Due via Canvas: Fri, March 4

Instructions

Some other guidance

  • All problems should be answerable in at most a few lines of R code. Questions which require looking up values should be answered using R code and not manually checking the value through the RStudio GUI.
  • Problems are thematically divided but each bullet point should be seen as a separate exercise
  • Do not print unnecessary output you will be penalized for printing long strings of unnecessary output. These reports should be clean and as concise as possible.
    • You can use additional options in each code chunk to control how much the html output renders
      • You can find more information on how to control display options here
  • Use ggplot2 for your plots. Some of the plots in the problem set might be easier using base R but the purpose of the problem set is to use the skills we are learning.
  • Like everything else in the world of coding, there are multiple ways to do this; some more simple (require only one or two verbs or lines of code) other more complex where you might need to combine multiple verbs and perhaps might need to do some googling. I actually want you to do this.
  • When writing interpretation to the questions use markdown, do not use comments inside the chunks

Data

The file democracy.csv contains data from Przeworski et. al, Demoracy and Deveolpment: Political Institutions and Well-Being in the Worlds, 1950-19901. The data have been slightly recoded, to make higher values indicate higher levels of political liberty and democracy.

Variable Description
COUNTRY numerical code for each country
CTYNAME name of each country
REGION name of region containing country
YEAR year of observation
GDPW GDP per capita in real international prices
EDT average years of education
ELF60 ethnolinguistic fractionalization
MOSLEM percentage of Muslims in country
CATH percentage of Catholics in country
OIL whether oil accounts for 50+% of exports
STRA count of recent regime transitions
NEWC whether county was created after 1945
BRITCOL whether country was a British colony
POLLIB degree of political liberty (1–7 scale, rising in political liberty)
CIVLIB degree of civil liberties (1–7 scale, rising in civil liberties)
REG presence of democracy (0=non-democracy, 1=democracy)

Problems

  1. Initial set up
    • Load the Democracy dataset into memory as a dataframe.
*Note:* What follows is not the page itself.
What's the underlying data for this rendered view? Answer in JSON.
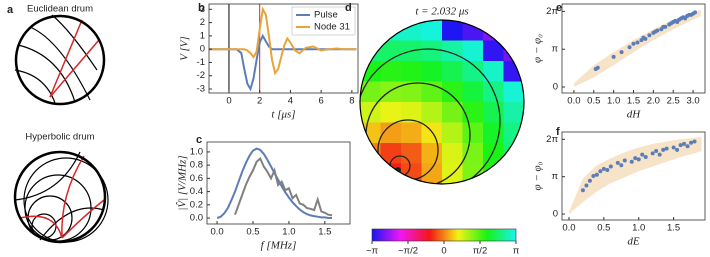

Use the read.csv function, and the stringsAsFactors = FALSE option. Note that missing values are indicated by “.” in the data. Find the option in read.csv that controls the string used to indicate missing values.
  2. Initial data exploration
    • Report summary statistics (means and medians, at least) for all variables.
    • Create a histogram for political liberties.
    • Now, create a histogram for political liberties in which each unique value of the variable is in its own panel. What is new in this plot as compared to the previous one?
    • Create a histogram for GDP percapita.
    • Create a histogram for log GDP per capita. How is this histogram different than the one for GDP per capita when it was not logged?
  3. Explore relationships
    • Create a scatterplot of political liberties against GDP per capita. That is, political liberties is the dependent variable.
    • When there is a lot of overlap in a scatter plot it is useful to “jitter” the points (randomly move them up and down). Make the previous plot but jitter the points to mitigate the problem of overplotting. (Only jitter the points vertically). You can use geom_jitter in ggplot2 for this.
    • Create a scatterplot of political liberties against log GDP per capita. Jitter the points. How is the relationship different than when GDP per capita was not logged.
    • Create a boxplot of GDP per capita for oil producing and non-oil producing nations, make sure to have both values in one single graph.
    • Add a substantive interpretation to this graph.
    • Now, create a graph with boxplots of each region’s GDP per capita where oil producing and non-oil show different color.
    • Add a substantive interpretation to this graph. How does it compare to the previous graph?
  4. Transform data and analyze
    • Calculate the mean GDP per capita in countries with at least 40 percent Catholics. How does it compare to mean GDP per capita for all countries?
    • Calculate the average GDP per capita in countries with greater than 60% ethnolinguistic fractionalization, less than 60%, and missing ethnolinguistic fractionalization. Hint: you can calculate this with the dplyr verbs: filter,mutate, group_by and/or summarise.
    • What was the median of the average years of education in 1985 for all countries? One country is right at the median, which country is this?
    • Which countries were closest to the median years of education in 1985 among all countries?
    • What was the median of the average years of education in 1985 for democracies?
    • Which democracy was (or democracies were) closest to the median years of education in 1985 among all democracies?
    • What were the 25th and 75th percentiles of ethnolinguistic fractionalization for new and old countries?

Notes:

1 Przeworski, Adam, Michael E. Alvarez, Jose Antonio Cheibub, and Fernando Limongi. 2000. Democracy and Development: Political Institutions and Well-Being in the World, 1950-1990. Cambridge University Press.